Che cosa accade dunque? Nulla e tutto: è che dopo le stagioni di lotte sociali si è affermata un’idea del tempo diversa da quella dei due secoli precedenti. Il tempo del qui e ora che dalla dimensione esistenziale ha finito per permeare quella politica: un tempo assieme immobile e frenetico che tende ad alienare da sé l’idea di progetto e di conquista, che considera l’avvenire un’astrazione inutile e la prospettiva come una chiacchiera. Lo si vede in tutto: dalla borsa dove l’investimento un tempo a lungo termine ora può durare pochi secondi, alla precarietà del lavoro, all’innovazione tecnologica che sempre di più persegue futili scopi commerciali, all’informazione con il suo real time, alla politica stessa dove si invoca una falsa concretezza che non prevede il salario del futuro, ma solo l’elemosina del presente.

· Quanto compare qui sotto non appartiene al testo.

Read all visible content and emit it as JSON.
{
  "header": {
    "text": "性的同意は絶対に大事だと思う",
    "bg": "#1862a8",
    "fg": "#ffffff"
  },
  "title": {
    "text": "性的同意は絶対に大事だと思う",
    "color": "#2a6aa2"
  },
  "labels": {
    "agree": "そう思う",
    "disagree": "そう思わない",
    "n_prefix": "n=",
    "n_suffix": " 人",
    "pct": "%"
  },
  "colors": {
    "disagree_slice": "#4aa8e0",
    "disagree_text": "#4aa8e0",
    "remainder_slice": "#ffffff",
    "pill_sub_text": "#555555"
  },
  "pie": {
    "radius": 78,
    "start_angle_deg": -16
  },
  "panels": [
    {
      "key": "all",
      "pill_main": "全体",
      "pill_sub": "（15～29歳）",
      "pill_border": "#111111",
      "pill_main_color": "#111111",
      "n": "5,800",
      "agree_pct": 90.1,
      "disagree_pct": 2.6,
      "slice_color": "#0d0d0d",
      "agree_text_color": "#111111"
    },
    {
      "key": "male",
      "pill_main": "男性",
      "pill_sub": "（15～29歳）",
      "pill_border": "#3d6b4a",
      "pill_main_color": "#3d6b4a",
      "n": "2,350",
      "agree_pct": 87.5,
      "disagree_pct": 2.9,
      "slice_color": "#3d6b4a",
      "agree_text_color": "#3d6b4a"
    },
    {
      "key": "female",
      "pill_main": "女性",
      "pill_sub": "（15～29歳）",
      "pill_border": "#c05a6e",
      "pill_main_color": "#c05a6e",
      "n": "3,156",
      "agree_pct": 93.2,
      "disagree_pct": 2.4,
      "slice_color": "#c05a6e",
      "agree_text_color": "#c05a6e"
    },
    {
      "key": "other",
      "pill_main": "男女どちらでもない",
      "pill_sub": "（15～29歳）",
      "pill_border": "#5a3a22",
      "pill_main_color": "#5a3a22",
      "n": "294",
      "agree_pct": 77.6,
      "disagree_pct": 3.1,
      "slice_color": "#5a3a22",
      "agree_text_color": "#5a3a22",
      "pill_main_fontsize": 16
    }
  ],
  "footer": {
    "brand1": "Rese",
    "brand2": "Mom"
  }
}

E’ evidente che su questo terreno che le è proprio la destra ha un vantaggio di fondo, mentre la sinistra, anche quella più annacquata, si trova più a disagio perché ha ha comunque conservato, magari solo come reperto pavloviano, l’idea di una prospettiva, di un’evoluzione; la promessa, magari solo rituale di una società più giusta. Così, dentro questo diverso senso del tempo, che si è imposto ed è stato insufflato nelle anime, si vede bene come possa accadere che progetti reazionari possano lasciare le piazze deserte e i venti centesimi di aumento possano riempirle. Un’intera cultura ha creato le basi per farci credere che sia meglio un’elemosina oggi che uno stipendio domani, anche perché l’elemosina è sempre individuale, mentre gli stipendi richiedono sforzi e  lotte di generazioni. Ma per capirlo bisogna accorgersi di avere un destino sociale e non soltanto personale, che il futuro è anche quello che non ci riguarderà direttamente. E che il biglietto per andare da qualche è molto costoso.